Thursday, March 14, 2013

I was EXTREMELY ANGRY and YES I just finished crying. I am such a crybaby. I cry when I'm mad, hurt, touched by the spirit. What the hell is wrong with me!!! This process has been HELL and NOOO I'm NOT talking about the actual work. I will be enrolled for NEXT module beginning on the 25th. My completion date will be listed as April 18th now. I have to keep reminding myself. I don't have to do anything. The paperwork will be completed AND I will still march on May 17th. I think my brother wants to come with his family to celebrate my graduation. I spoke to Heather Gunn who was just told by her registrar that I need to be enrolled again. I'm going to be patient and WAIT until Tuesday when Stacey said it should be complete. I would HAAATE to have someone looking over my shoulder. I need to resist that tendency. I'm not very good at that BUT I will leave her alone. The new module begins on the 25th which is when Heather said I could get a grade.

So now Stevens-Henager College owns me until April 18th 2015. I guess if some other librarian in the system dies I can take their place. We have 2 schools in California now. San Marcos and San Diego. I have no idea where San Marcos is although I know it's Southern Cali. We also have schools in Arizona, Wyoming, Colorado and Idaho. The schools in Utah are in Provo, St. George, Layton, Ogden and Salt Lake. Salt Lake or California are the only ones I'd be interested in working at.  I still need to work on teaching online and Zumba AND improving my skating. I decided I want a gorgeous library filled with the type of books I think it should have when I leave this library AND it already is 10x better than when I first started. I've been here almost 3 years which is plenty of time to be somewhere.

Mosiah 23

10 Nevertheless, after much tribulation, the Lord did hear my cries, and did answer my prayers, and has made me an instrument in his hands in bringing so many of you to a knowledge of his truth.


15 Thus did Alma teach his people, that every man should love his neighbor as himself, that there should be no contention among them.


17 And it came to pass that none received authority to preach or to teach except it were by him from God. Therefore he consecrated all their priests and all their teachers; and none were consecrated except they were just men.


18 Therefore they did watch over their people, and did nourish them with things pertaining to righteousness.

21 Nevertheless the Lord seeth fit to chasten his people; yea, he trieth their patience and their faith.


22 Nevertheless—whosoever putteth his trust in him the same shall be lifted up at the last day. Yea, and thus it was with this people.

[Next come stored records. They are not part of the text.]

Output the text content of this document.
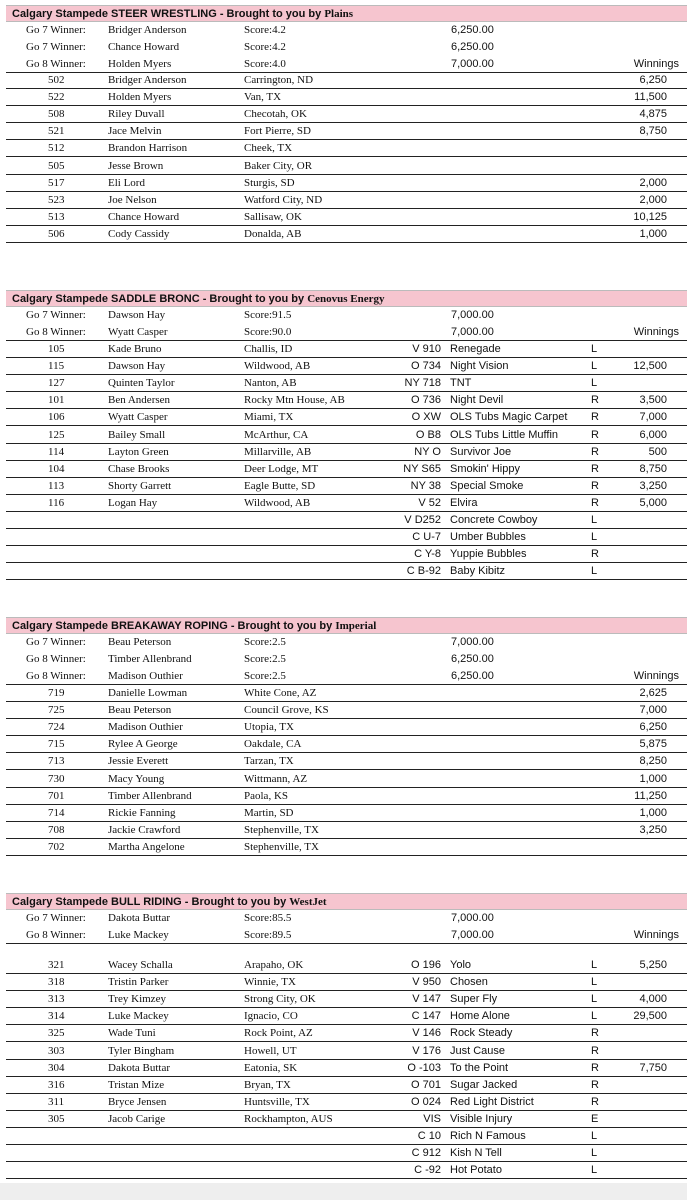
Calgary Stampede STEER WRESTLING - Brought to you by Plains
Go 7 Winner: Bridger Anderson	Score:4.2	6,250.00
Go 7 Winner: Chance Howard	Score:4.2	6,250.00
Go 8 Winner: Holden Myers	Score:4.0	7,000.00	Winnings
502	Bridger Anderson	Carrington, ND	6,250
522	Holden Myers	Van, TX	11,500
508	Riley Duvall	Checotah, OK	4,875
521	Jace Melvin	Fort Pierre, SD	8,750
512	Brandon Harrison	Cheek, TX
505	Jesse Brown	Baker City, OR
517	Eli Lord	Sturgis, SD	2,000
523	Joe Nelson	Watford City, ND	2,000
513	Chance Howard	Sallisaw, OK	10,125
506	Cody Cassidy	Donalda, AB	1,000
Calgary Stampede SADDLE BRONC - Brought to you by Cenovus Energy
Go 7 Winner: Dawson Hay	Score:91.5	7,000.00
Go 8 Winner: Wyatt Casper	Score:90.0	7,000.00	Winnings
105	Kade Bruno	Challis, ID	V 910 Renegade	L
115	Dawson Hay	Wildwood, AB	O 734 Night Vision	L	12,500
127	Quinten Taylor	Nanton, AB	NY 718 TNT	L
101	Ben Andersen	Rocky Mtn House, AB	O 736 Night Devil	R	3,500
106	Wyatt Casper	Miami, TX	O XW OLS Tubs Magic Carpet R	7,000
125	Bailey Small	McArthur, CA	O B8 OLS Tubs Little Muffin	R	6,000
114	Layton Green	Millarville, AB	NY O Survivor Joe	R	500
104	Chase Brooks	Deer Lodge, MT	NY S65 Smokin' Hippy	R	8,750
113	Shorty Garrett	Eagle Butte, SD	NY 38 Special Smoke	R	3,250
116	Logan Hay	Wildwood, AB	V 52 Elvira	R	5,000
V D252 Concrete Cowboy	L
C U-7 Umber Bubbles	L
C Y-8 Yuppie Bubbles	R
C B-92 Baby Kibitz	L
Calgary Stampede BREAKAWAY ROPING - Brought to you by Imperial
Go 7 Winner: Beau Peterson	Score:2.5	7,000.00
Go 8 Winner: Timber Allenbrand	Score:2.5	6,250.00
Go 8 Winner: Madison Outhier	Score:2.5	6,250.00	Winnings
719	Danielle Lowman	White Cone, AZ	2,625
725	Beau Peterson	Council Grove, KS	7,000
724	Madison Outhier	Utopia, TX	6,250
715	Rylee A George	Oakdale, CA	5,875
713	Jessie Everett	Tarzan, TX	8,250
730	Macy Young	Wittmann, AZ	1,000
701	Timber Allenbrand	Paola, KS	11,250
714	Rickie Fanning	Martin, SD	1,000
708	Jackie Crawford	Stephenville, TX	3,250
702	Martha Angelone	Stephenville, TX
Calgary Stampede BULL RIDING - Brought to you by WestJet
Go 7 Winner: Dakota Buttar	Score:85.5	7,000.00
Go 8 Winner: Luke Mackey	Score:89.5	7,000.00	Winnings
321	Wacey Schalla	Arapaho, OK	O 196 Yolo	L	5,250
318	Tristin Parker	Winnie, TX	V 950 Chosen	L
313	Trey Kimzey	Strong City, OK	V 147 Super Fly	L	4,000
314	Luke Mackey	Ignacio, CO	C 147 Home Alone	L	29,500
325	Wade Tuni	Rock Point, AZ	V 146 Rock Steady	R
303	Tyler Bingham	Howell, UT	V 176 Just Cause	R
304	Dakota Buttar	Eatonia, SK	O -103 To the Point	R	7,750
316	Tristan Mize	Bryan, TX	O 701 Sugar Jacked	R
311	Bryce Jensen	Huntsville, TX	O 024 Red Light District	R
305	Jacob Carige	Rockhampton, AUS	VIS Visible Injury	E
C 10 Rich N Famous	L
C 912 Kish N Tell	L
C -92 Hot Potato	L
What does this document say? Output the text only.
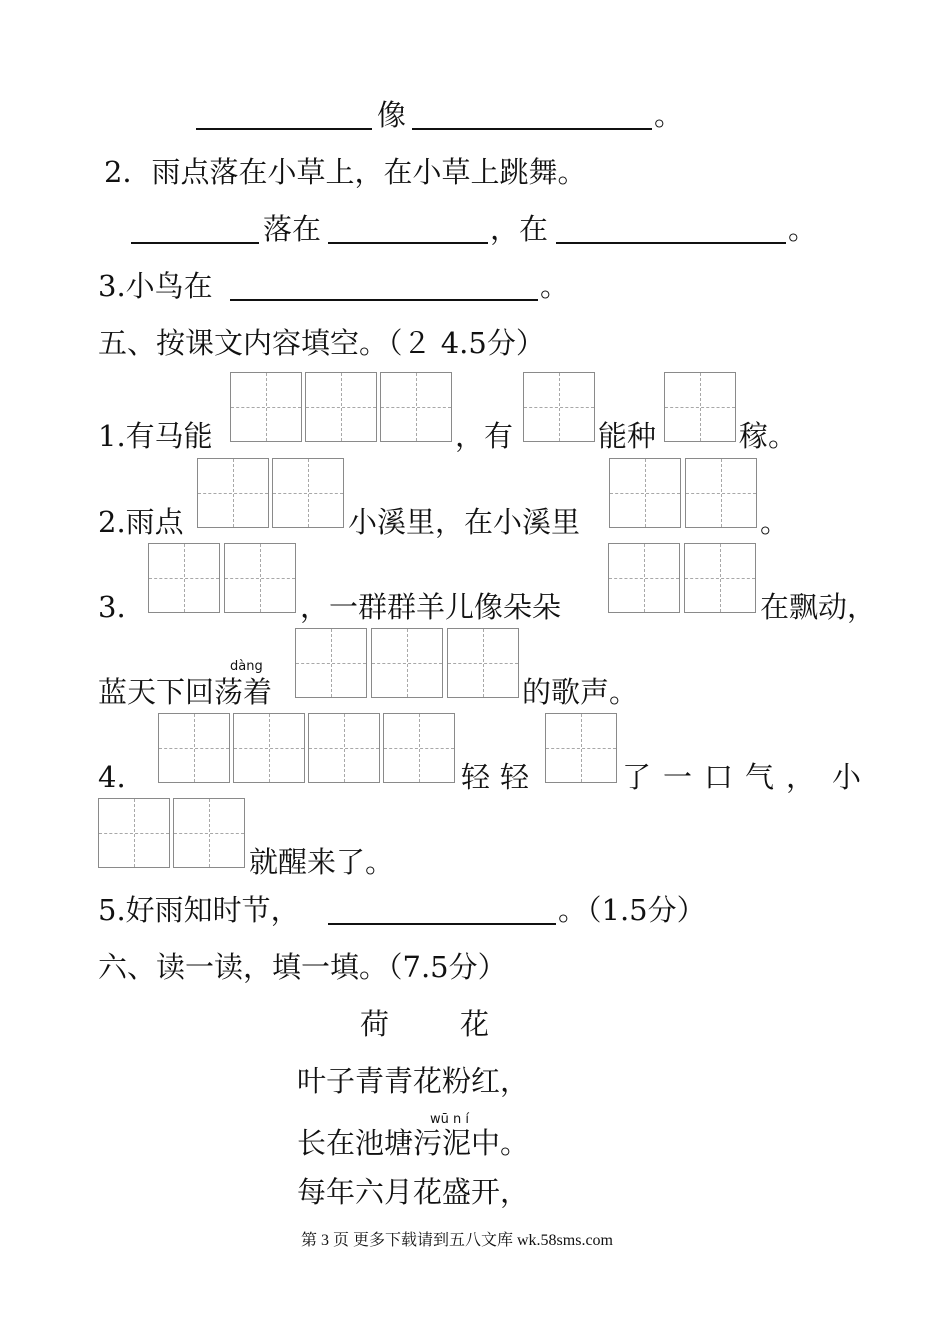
像	。
2．雨点落在小草上，在小草上跳舞。
落在	，在	。
3.小鸟在	。
五、按课文内容填空。（２ 4.5分）
1.有马能	，有	能种	稼。
2.雨点	小溪里，在小溪里	。
3.	，一群群羊儿像朵朵	在飘动，
dàng
蓝天下回荡着	的歌声。
4.	轻轻	了一口气， 小
就醒来了。
5.好雨知时节，	。（1.5分）
六、读一读，填一填。（7.5分）
荷 花
叶子青青花粉红，
wū n í
长在池塘污泥中。
每年六月花盛开，
第 3 页 更多下载请到五八文库 wk.58sms.com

Verse 21 feels relevant right now. I certainly feel like my patience and faith are being tried. I am grateful however to get a free MBA even if it feels like it's taken FOREVER. I don't know why I got so upset. I don't know why I always get so upset over nothing. Perhaps my patience is tried so I can develop that characteristic more.

Be Valiant in Courage, Strength, and Activity-Bishop Gary E. Stevenson

I quote a favorite scripture: “And they were all young men, and they were exceedingly valiant for courage, and also for strength and activity; but behold, this was not all—they were men who were true at all times."

Young men, I promise the Lord will empower you. “For God hath not given us the spirit of fear; but of power.” He will reward you for your courage and righteous behavior—with happiness and joy. Such courage will be a byproduct of your faith in Jesus Christ and His Atonement, your prayers, and your obedience to commandments.


President Thomas S. Monson recently counseled:


“To make [decisions] wisely, courage is needed—the courage to say no, the courage to say yes. …

“I plead with you to make a determination … right now, not to deviate from the path which will lead to our goal: eternal life with our Father in Heaven.”

The stripling warriors were men who were true at all times. I love that ALSO God is not behind fear. I like this. Anytime I'm afraid of doing what I know I should do I have to remember this. God gives us the spirit rather of power. I knew I was a superhero!!! I am determined not to deviate from my parth.